Malaria Deaths Increased By 69K Last Year, But It Could Have Been Worse, WHO Says

The COVID-19 pandemic aided in the rise of malaria deaths in 2020, according to the World Health Organization, with a devastating increase of 69,000 deaths compared to the previous year, the Associated Press reported.

According to WHO on Monday, the death count was predicted to be worse, assuming the effect of COVID-19 on health care services and immune systems would have doubled the amount of malaria-related deaths.

Surprisingly, the U.N. health agency reported 241 million malaria cases in 2020, and 627,000 deaths. From 2019, the case count only increased by 14 million and 69,000 deaths.

"Approximately two-thirds of these additional deaths were linked to disruptions in the provision of malaria prevention, diagnosis and treatment during the pandemic," WHO said.

Dr. Pedro Alonso, director of WHO's Global Malaria Program, was thankful for the good news.

"The first message, in many ways, is a good news message: Due or thanks to the strenuous efforts of malaria-endemic countries — partners and others — I think we can claim that the world has succeeded in averting the worst-case scenario of malaria deaths that we'd contemplated as a likely or possible scenario a year ago," Alonso said.

The "doomsday scenario has not materialized," Alonso added. He said more than 10 million malaria-related deaths have been avoided since 2000.

For more reporting from the Associated Press, see below.

Malaria Deaths
The COVID-19 pandemic aided in the rise of malaria deaths in 2020 according to The World Health Organization, with a devastating increase of 69,000 deaths compared to the previous year. In this photo taken on Dec. 11, 2019, residents of the Malawi village of Tomali wait to have their young children become test subjects for the world's first vaccine against malaria. Jerome Delay/Associated Press

Sub-Saharan Africa accounted, roughly, for at least 95% of all malaria cases and deaths in 2020, the agency said.
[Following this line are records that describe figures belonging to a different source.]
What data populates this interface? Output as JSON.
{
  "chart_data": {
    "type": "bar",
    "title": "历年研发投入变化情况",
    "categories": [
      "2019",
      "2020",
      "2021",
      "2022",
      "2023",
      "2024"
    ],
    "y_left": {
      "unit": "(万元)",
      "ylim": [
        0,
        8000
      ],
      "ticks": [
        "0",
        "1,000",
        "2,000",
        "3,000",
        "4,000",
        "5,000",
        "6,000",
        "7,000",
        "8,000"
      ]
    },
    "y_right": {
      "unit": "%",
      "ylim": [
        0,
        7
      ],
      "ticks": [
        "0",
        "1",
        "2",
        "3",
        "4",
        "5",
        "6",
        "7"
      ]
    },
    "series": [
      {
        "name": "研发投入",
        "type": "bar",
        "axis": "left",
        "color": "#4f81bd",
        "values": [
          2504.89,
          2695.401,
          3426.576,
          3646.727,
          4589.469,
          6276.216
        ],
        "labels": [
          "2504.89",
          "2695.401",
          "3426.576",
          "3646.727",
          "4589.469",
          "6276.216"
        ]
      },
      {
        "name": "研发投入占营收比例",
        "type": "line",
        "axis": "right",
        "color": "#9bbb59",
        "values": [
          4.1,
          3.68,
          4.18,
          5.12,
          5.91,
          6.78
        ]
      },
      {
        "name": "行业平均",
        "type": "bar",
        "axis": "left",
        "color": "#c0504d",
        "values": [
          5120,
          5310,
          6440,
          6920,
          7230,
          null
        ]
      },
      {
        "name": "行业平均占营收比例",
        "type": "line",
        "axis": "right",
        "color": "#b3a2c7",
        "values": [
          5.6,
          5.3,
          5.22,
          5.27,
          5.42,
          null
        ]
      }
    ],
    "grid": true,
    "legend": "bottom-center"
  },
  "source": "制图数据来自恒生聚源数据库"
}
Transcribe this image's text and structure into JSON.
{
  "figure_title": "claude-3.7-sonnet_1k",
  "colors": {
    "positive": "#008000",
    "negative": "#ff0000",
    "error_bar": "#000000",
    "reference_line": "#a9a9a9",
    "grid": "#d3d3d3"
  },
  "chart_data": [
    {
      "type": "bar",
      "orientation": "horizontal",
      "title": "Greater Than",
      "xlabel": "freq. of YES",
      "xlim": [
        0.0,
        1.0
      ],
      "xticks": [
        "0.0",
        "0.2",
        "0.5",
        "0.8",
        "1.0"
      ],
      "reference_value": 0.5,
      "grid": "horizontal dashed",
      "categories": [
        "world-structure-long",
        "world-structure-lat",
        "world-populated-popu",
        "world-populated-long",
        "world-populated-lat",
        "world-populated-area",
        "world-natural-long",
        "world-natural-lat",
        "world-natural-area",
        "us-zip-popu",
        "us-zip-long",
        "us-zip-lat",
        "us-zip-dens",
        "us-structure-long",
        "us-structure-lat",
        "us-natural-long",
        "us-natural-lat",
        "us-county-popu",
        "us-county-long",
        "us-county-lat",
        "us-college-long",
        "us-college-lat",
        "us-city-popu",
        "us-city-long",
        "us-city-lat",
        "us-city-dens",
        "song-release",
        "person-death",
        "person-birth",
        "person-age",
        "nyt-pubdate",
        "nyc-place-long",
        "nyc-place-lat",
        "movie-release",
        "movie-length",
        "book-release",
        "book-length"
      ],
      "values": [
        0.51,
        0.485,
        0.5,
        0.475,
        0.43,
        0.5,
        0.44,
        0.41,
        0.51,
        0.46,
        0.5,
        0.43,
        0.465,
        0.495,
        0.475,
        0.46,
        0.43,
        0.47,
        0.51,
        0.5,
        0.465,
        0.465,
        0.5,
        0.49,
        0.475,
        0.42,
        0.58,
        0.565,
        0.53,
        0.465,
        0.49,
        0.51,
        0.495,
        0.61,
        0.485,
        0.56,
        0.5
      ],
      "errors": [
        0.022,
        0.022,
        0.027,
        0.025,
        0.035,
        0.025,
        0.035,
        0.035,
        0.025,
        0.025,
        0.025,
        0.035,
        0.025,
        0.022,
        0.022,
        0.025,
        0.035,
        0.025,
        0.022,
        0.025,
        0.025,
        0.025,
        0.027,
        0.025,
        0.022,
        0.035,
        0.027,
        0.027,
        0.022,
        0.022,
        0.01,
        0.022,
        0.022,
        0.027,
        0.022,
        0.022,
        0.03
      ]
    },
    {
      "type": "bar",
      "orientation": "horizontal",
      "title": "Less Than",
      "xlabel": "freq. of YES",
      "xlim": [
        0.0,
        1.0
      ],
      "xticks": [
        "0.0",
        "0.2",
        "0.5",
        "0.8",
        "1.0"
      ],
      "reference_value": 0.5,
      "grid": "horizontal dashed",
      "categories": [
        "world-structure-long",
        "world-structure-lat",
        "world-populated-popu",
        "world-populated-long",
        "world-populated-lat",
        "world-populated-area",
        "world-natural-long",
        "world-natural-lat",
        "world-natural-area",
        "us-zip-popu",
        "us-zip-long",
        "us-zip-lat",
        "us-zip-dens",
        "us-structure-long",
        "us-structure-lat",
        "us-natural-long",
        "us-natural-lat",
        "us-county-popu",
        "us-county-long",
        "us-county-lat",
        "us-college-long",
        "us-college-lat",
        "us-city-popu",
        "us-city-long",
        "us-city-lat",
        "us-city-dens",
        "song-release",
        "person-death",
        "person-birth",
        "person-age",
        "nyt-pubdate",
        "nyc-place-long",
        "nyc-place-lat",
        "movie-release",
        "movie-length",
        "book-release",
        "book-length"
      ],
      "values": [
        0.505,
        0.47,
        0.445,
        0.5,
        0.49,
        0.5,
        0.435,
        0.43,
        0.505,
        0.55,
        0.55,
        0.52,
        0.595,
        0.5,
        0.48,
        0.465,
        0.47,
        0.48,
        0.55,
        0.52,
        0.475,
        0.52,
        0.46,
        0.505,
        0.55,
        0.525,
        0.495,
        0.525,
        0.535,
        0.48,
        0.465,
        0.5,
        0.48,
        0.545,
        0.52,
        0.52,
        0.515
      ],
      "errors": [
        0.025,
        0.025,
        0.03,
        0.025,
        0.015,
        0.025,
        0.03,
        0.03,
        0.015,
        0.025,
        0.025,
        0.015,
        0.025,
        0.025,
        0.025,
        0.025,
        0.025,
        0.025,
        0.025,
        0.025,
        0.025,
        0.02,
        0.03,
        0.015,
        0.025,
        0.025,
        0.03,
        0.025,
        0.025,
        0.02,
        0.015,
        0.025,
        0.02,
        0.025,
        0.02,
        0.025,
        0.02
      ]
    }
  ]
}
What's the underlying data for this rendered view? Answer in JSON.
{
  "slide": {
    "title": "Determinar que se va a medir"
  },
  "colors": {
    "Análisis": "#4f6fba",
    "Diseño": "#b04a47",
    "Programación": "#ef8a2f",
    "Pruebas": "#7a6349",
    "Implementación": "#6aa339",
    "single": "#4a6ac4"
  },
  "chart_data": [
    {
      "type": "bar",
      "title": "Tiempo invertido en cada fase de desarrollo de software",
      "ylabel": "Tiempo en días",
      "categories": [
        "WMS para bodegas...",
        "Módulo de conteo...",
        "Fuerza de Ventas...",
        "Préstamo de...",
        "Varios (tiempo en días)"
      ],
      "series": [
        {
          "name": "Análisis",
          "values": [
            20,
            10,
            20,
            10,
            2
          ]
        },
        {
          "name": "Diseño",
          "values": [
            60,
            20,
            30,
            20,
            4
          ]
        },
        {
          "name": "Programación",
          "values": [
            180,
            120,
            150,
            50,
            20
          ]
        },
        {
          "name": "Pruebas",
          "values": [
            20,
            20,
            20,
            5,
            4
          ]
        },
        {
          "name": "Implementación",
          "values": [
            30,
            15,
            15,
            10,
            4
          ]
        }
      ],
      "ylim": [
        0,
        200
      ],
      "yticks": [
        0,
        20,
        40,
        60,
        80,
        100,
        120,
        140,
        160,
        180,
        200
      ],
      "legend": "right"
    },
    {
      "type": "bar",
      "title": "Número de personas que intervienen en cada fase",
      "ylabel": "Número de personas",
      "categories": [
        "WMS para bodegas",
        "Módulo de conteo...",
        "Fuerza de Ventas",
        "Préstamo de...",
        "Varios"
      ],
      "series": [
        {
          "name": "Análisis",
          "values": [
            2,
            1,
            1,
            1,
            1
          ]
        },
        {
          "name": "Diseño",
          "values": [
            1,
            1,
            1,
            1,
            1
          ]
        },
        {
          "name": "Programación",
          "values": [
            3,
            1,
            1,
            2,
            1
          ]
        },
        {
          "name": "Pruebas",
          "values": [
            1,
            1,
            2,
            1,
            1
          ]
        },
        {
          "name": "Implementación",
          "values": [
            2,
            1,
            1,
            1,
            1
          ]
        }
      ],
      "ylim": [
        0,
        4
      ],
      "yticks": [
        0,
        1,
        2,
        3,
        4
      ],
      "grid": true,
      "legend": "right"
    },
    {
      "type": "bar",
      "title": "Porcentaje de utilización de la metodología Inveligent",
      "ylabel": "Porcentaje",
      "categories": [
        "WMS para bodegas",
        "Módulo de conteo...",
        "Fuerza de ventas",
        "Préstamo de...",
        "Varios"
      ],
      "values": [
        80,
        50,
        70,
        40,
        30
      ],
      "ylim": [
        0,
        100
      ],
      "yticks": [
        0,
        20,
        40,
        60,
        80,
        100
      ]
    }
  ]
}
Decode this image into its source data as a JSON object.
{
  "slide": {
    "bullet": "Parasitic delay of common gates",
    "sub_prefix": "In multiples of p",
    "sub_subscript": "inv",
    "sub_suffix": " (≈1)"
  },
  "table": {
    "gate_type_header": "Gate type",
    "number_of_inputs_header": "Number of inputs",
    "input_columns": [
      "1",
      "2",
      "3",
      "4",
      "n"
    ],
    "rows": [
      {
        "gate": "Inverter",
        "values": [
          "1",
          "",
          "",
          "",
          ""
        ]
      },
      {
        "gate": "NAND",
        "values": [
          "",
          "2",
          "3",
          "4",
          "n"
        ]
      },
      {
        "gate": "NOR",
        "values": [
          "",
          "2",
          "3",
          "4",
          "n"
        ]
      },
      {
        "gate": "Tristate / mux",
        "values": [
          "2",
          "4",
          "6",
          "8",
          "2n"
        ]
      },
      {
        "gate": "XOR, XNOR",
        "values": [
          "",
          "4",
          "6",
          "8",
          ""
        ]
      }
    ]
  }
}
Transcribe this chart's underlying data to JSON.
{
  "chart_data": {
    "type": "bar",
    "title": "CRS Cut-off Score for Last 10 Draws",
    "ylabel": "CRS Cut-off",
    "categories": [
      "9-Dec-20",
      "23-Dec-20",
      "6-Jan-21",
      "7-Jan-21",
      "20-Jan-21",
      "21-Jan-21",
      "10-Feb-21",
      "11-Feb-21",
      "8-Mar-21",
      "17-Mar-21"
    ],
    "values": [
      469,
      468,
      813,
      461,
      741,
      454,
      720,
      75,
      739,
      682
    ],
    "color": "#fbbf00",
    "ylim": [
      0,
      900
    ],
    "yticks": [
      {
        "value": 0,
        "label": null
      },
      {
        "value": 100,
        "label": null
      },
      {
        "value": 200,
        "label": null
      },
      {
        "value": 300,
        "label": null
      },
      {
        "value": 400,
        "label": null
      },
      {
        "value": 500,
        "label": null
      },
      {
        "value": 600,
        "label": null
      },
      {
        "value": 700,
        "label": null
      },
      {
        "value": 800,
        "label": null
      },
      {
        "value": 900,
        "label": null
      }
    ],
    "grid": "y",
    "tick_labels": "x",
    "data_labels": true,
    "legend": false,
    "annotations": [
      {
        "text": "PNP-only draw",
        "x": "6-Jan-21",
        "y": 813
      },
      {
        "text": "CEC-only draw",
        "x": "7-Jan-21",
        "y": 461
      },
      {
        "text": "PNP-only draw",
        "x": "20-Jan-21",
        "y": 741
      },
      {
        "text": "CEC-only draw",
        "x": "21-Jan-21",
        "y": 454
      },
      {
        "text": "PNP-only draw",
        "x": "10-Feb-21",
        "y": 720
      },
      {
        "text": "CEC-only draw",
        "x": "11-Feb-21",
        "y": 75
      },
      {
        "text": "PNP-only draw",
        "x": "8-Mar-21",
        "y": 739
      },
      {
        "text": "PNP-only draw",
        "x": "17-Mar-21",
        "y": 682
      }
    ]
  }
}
Over the last 15 years, a dozen countries — including China and El Salvador this year — have joined the ranks of countries that WHO has classified as malaria-free.

But it cautioned that progress against malaria has leveled off in recent years, and two dozen countries have tallied increases in deaths related to malaria since 2015, the baseline year for WHO's malaria strategy.

In the 11 hardest-hit countries, annual cases of malaria grew by 13 million to 163 million between 2015 and 2020, and deaths rose more than 54,000 to nearly 445,000 annually as of last year, WHO said.

But in recent years, "we are not on a trajectory to success," he added, cautioning that it's hard to tell what the impact will be in 2021 and beyond.

"How things will evolve over the coming weeks and months I wouldn't dare to say at this point," Alonso said.